Distance travelled by Q while it meets R = d + 9

Distance travelled by R while it meets Q = d – 9

Here the ratio of speeds of P & Q => SP : SQ = d + 11 : d – 11

The ratio of speeds of Q & R => SQ : SR = d + 9 : d – 9

But given Ratio of speeds of P & R => P : R = 3 : 2

=> $\frac{\left(d+11\right)\left(d+9\right)}{\left(d-11\right)\left(d-9\right)}$ = 3/2

=>  d = 1, 99

=> d = 99 satisfies.

Therefore, Distance between A and B = 99

7 454
Q:

In what time a 360 m. long train moving at the speed of 44 km/hr will cross a 140 m. long bridge ?

 A) 36 sec B) 39 sec C) 41 sec D) 43 sec

Explanation:

Speed = 44 kmph x 5/18 = 110/9 m/s

We know that, Time = distance/speed

Time = (360 + 140) / (110/9)

= 500 x 9/110 = 41 sec.

6 541
Q:

Karthik could cover a distance of 200 km in 22 days while resting for 2 hrs. per day. In how many days (approx) he will cover a distance of 250 km while resting for 2 hrs. per day and moving with 2/3rd of the previous speed ?

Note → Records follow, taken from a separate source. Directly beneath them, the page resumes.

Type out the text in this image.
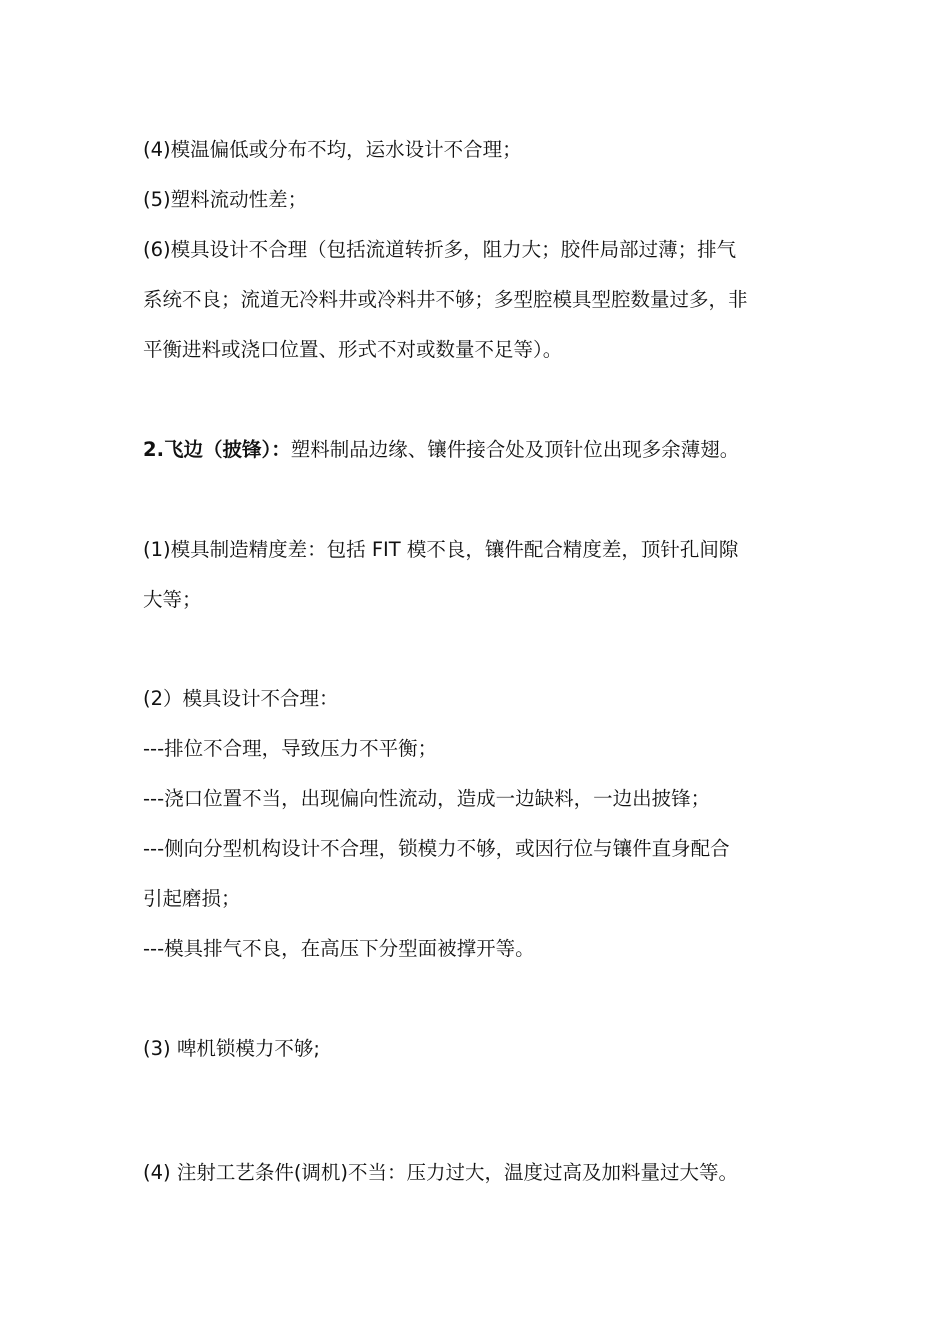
(4)模温偏低或分布不均，运水设计不合理；

(5)塑料流动性差；

(6)模具设计不合理（包括流道转折多，阻力大；胶件局部过薄；排气

系统不良；流道无冷料井或冷料井不够；多型腔模具型腔数量过多，非

平衡进料或浇口位置、形式不对或数量不足等）。

2.飞边（披锋）：塑料制品边缘、镶件接合处及顶针位出现多余薄翅。

(1)模具制造精度差：包括 FIT 模不良，镶件配合精度差，顶针孔间隙

大等；

(2）模具设计不合理：

---排位不合理，导致压力不平衡；

---浇口位置不当，出现偏向性流动，造成一边缺料，一边出披锋；

---侧向分型机构设计不合理，锁模力不够，或因行位与镶件直身配合

引起磨损；

---模具排气不良，在高压下分型面被撑开等。

(3) 啤机锁模力不够;

(4) 注射工艺条件(调机)不当：压力过大，温度过高及加料量过大等。
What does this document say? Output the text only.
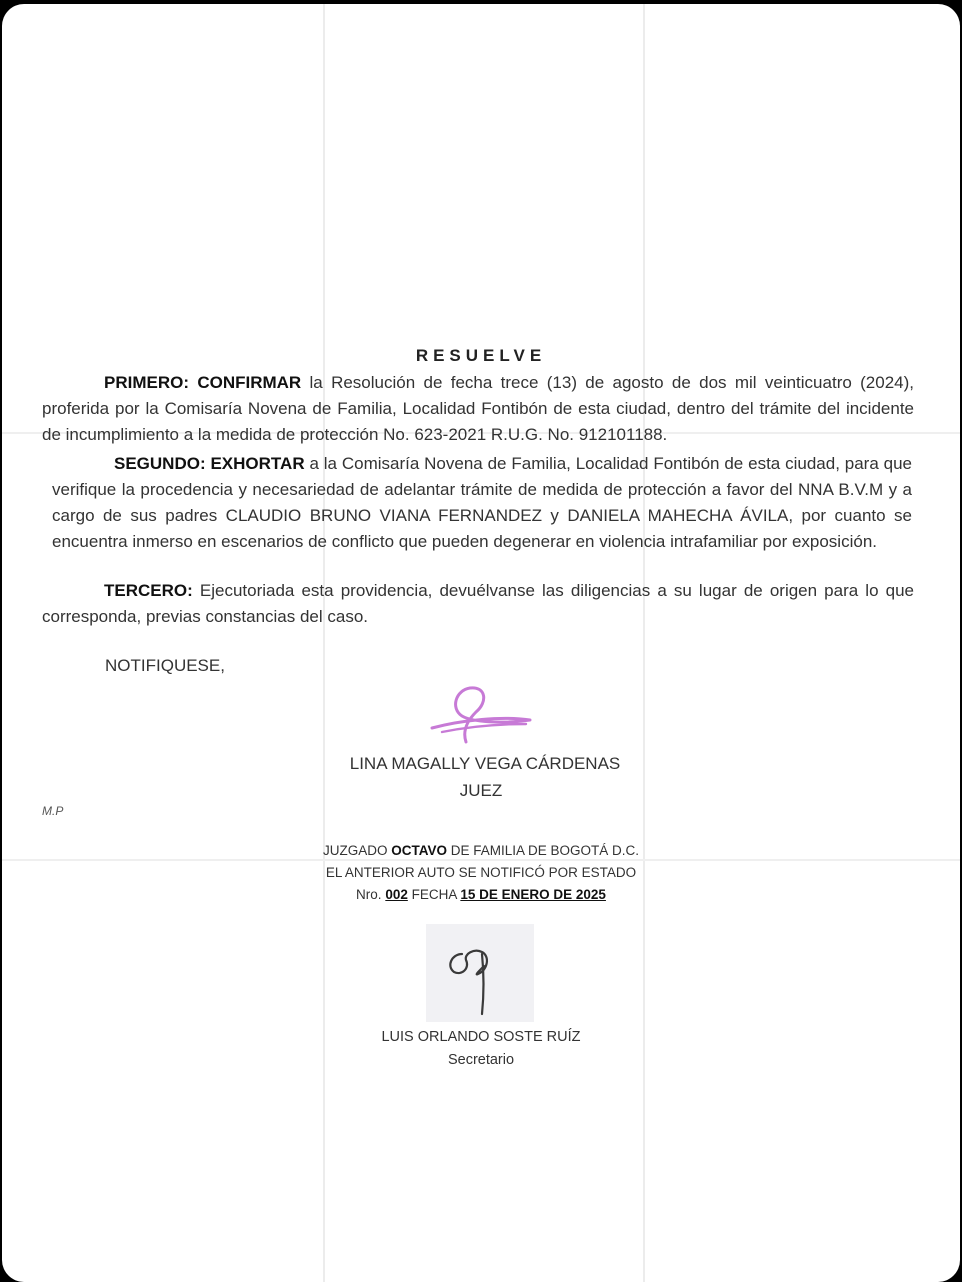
RESUELVE
PRIMERO: CONFIRMAR la Resolución de fecha trece (13) de agosto de dos mil veinticuatro (2024), proferida por la Comisaría Novena de Familia, Localidad Fontibón de esta ciudad, dentro del trámite del incidente de incumplimiento a la medida de protección No. 623-2021 R.U.G. No. 912101188.
SEGUNDO: EXHORTAR a la Comisaría Novena de Familia, Localidad Fontibón de esta ciudad, para que verifique la procedencia y necesariedad de adelantar trámite de medida de protección a favor del NNA B.V.M y a cargo de sus padres CLAUDIO BRUNO VIANA FERNANDEZ y DANIELA MAHECHA ÁVILA, por cuanto se encuentra inmerso en escenarios de conflicto que pueden degenerar en violencia intrafamiliar por exposición.
TERCERO: Ejecutoriada esta providencia, devuélvanse las diligencias a su lugar de origen para lo que corresponda, previas constancias del caso.
NOTIFIQUESE,
LINA MAGALLY VEGA CÁRDENAS
JUEZ
M.P
JUZGADO OCTAVO DE FAMILIA DE BOGOTÁ D.C.
EL ANTERIOR AUTO SE NOTIFICÓ POR ESTADO
Nro. 002 FECHA 15 DE ENERO DE 2025
LUIS ORLANDO SOSTE RUÍZ
Secretario
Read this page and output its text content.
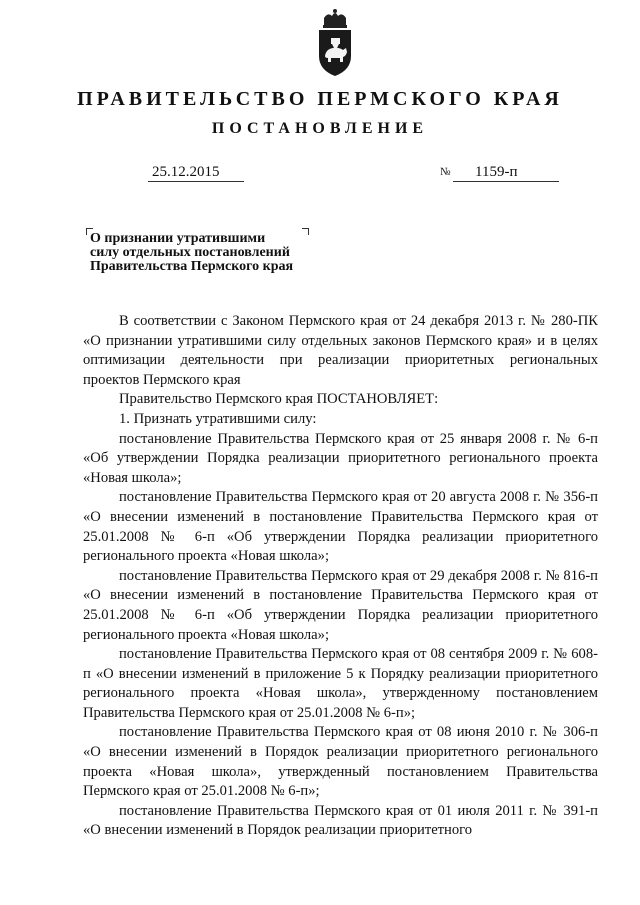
ПРАВИТЕЛЬСТВО ПЕРМСКОГО КРАЯ
ПОСТАНОВЛЕНИЕ
25.12.2015	№	1159-п

О признании утратившими
силу отдельных постановлений
Правительства Пермского края

В соответствии с Законом Пермского края от 24 декабря 2013 г. № 280-ПК «О признании утратившими силу отдельных законов Пермского края» и в целях оптимизации деятельности при реализации приоритетных региональных проектов Пермского края

Правительство Пермского края ПОСТАНОВЛЯЕТ:

1. Признать утратившими силу:

постановление Правительства Пермского края от 25 января 2008 г. № 6-п «Об утверждении Порядка реализации приоритетного регионального проекта «Новая школа»;

постановление Правительства Пермского края от 20 августа 2008 г. № 356-п «О внесении изменений в постановление Правительства Пермского края от 25.01.2008 № 6-п «Об утверждении Порядка реализации приоритетного регионального проекта «Новая школа»;

постановление Правительства Пермского края от 29 декабря 2008 г. № 816-п «О внесении изменений в постановление Правительства Пермского края от 25.01.2008 № 6-п «Об утверждении Порядка реализации приоритетного регионального проекта «Новая школа»;

постановление Правительства Пермского края от 08 сентября 2009 г. № 608-п «О внесении изменений в приложение 5 к Порядку реализации приоритетного регионального проекта «Новая школа», утвержденному постановлением Правительства Пермского края от 25.01.2008 № 6-п»;

постановление Правительства Пермского края от 08 июня 2010 г. № 306-п «О внесении изменений в Порядок реализации приоритетного регионального проекта «Новая школа», утвержденный постановлением Правительства Пермского края от 25.01.2008 № 6-п»;

постановление Правительства Пермского края от 01 июля 2011 г. № 391-п «О внесении изменений в Порядок реализации приоритетного
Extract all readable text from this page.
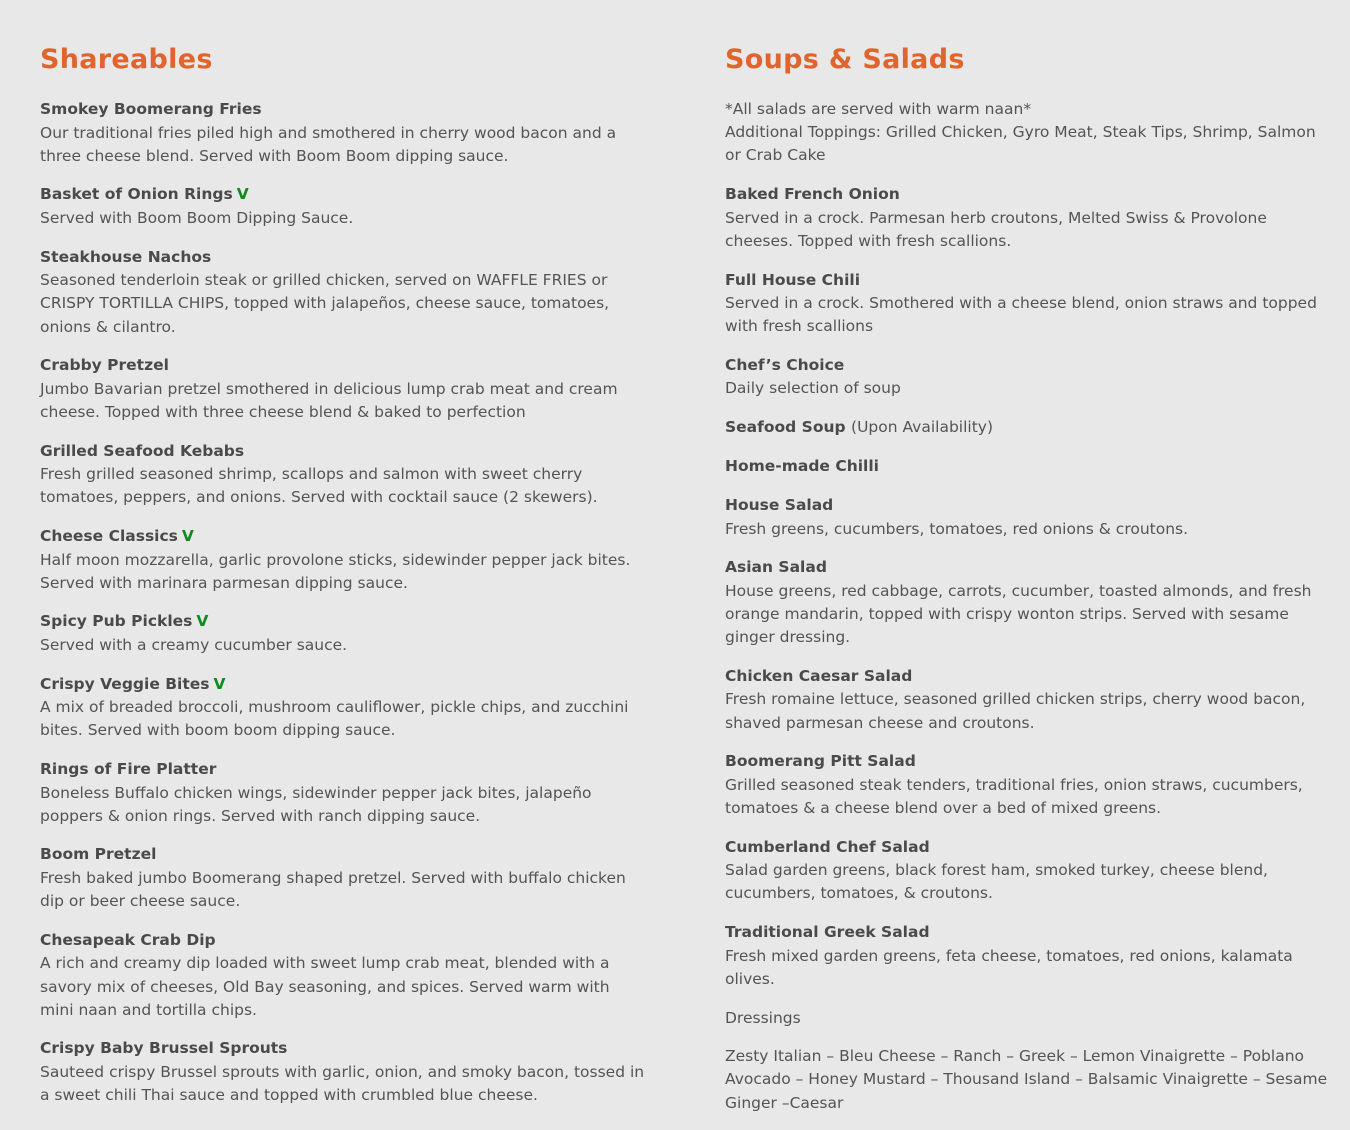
Shareables
Smokey Boomerang Fries
Our traditional fries piled high and smothered in cherry wood bacon and a three cheese blend. Served with Boom Boom dipping sauce.
Basket of Onion Rings V
Served with Boom Boom Dipping Sauce.
Steakhouse Nachos
Seasoned tenderloin steak or grilled chicken, served on WAFFLE FRIES or CRISPY TORTILLA CHIPS, topped with jalapeños, cheese sauce, tomatoes, onions & cilantro.
Crabby Pretzel
Jumbo Bavarian pretzel smothered in delicious lump crab meat and cream cheese. Topped with three cheese blend & baked to perfection
Grilled Seafood Kebabs
Fresh grilled seasoned shrimp, scallops and salmon with sweet cherry tomatoes, peppers, and onions. Served with cocktail sauce (2 skewers).
Cheese Classics V
Half moon mozzarella, garlic provolone sticks, sidewinder pepper jack bites. Served with marinara parmesan dipping sauce.
Spicy Pub Pickles V
Served with a creamy cucumber sauce.
Crispy Veggie Bites V
A mix of breaded broccoli, mushroom cauliflower, pickle chips, and zucchini bites. Served with boom boom dipping sauce.
Rings of Fire Platter
Boneless Buffalo chicken wings, sidewinder pepper jack bites, jalapeño poppers & onion rings. Served with ranch dipping sauce.
Boom Pretzel
Fresh baked jumbo Boomerang shaped pretzel. Served with buffalo chicken dip or beer cheese sauce.
Chesapeak Crab Dip
A rich and creamy dip loaded with sweet lump crab meat, blended with a savory mix of cheeses, Old Bay seasoning, and spices. Served warm with mini naan and tortilla chips.
Crispy Baby Brussel Sprouts
Sauteed crispy Brussel sprouts with garlic, onion, and smoky bacon, tossed in a sweet chili Thai sauce and topped with crumbled blue cheese.
Soups & Salads
*All salads are served with warm naan*
Additional Toppings: Grilled Chicken, Gyro Meat, Steak Tips, Shrimp, Salmon or Crab Cake
Baked French Onion
Served in a crock. Parmesan herb croutons, Melted Swiss & Provolone cheeses. Topped with fresh scallions.
Full House Chili
Served in a crock. Smothered with a cheese blend, onion straws and topped with fresh scallions
Chef’s Choice
Daily selection of soup
Seafood Soup (Upon Availability)
Home-made Chilli
House Salad
Fresh greens, cucumbers, tomatoes, red onions & croutons.
Asian Salad
House greens, red cabbage, carrots, cucumber, toasted almonds, and fresh orange mandarin, topped with crispy wonton strips. Served with sesame ginger dressing.
Chicken Caesar Salad
Fresh romaine lettuce, seasoned grilled chicken strips, cherry wood bacon, shaved parmesan cheese and croutons.
Boomerang Pitt Salad
Grilled seasoned steak tenders, traditional fries, onion straws, cucumbers, tomatoes & a cheese blend over a bed of mixed greens.
Cumberland Chef Salad
Salad garden greens, black forest ham, smoked turkey, cheese blend, cucumbers, tomatoes, & croutons.
Traditional Greek Salad
Fresh mixed garden greens, feta cheese, tomatoes, red onions, kalamata olives.
Dressings
Zesty Italian – Bleu Cheese – Ranch – Greek – Lemon Vinaigrette – Poblano Avocado – Honey Mustard – Thousand Island – Balsamic Vinaigrette – Sesame Ginger –Caesar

 A) 41.25 days B) 37.5 days C) 39.75 days D) 40 days

Explanation:

Given Karthik can cover the distance of 200 kms resting 2 hrs per day in 22 days.

Let the initial speed be '1'

Hence, Time = 22(24hrs - 2)

Noe new speed = 2/3

Let the number of days he take be 'D'

Therefore, $\frac{\mathbf{22}\left(\mathbf{24}\mathbf{-}\mathbf{2}\right)\mathbf{x}\mathbf{3}}{\mathbf{200}}\mathbf{=}\frac{\mathbf{D}\left(\mathbf{24}\mathbf{-}\mathbf{2}\right)\mathbf{x}\mathbf{2}}{\mathbf{250}}$

D = 11 x 3 x 5/4 = 41.25 days. = 41 1/4 days.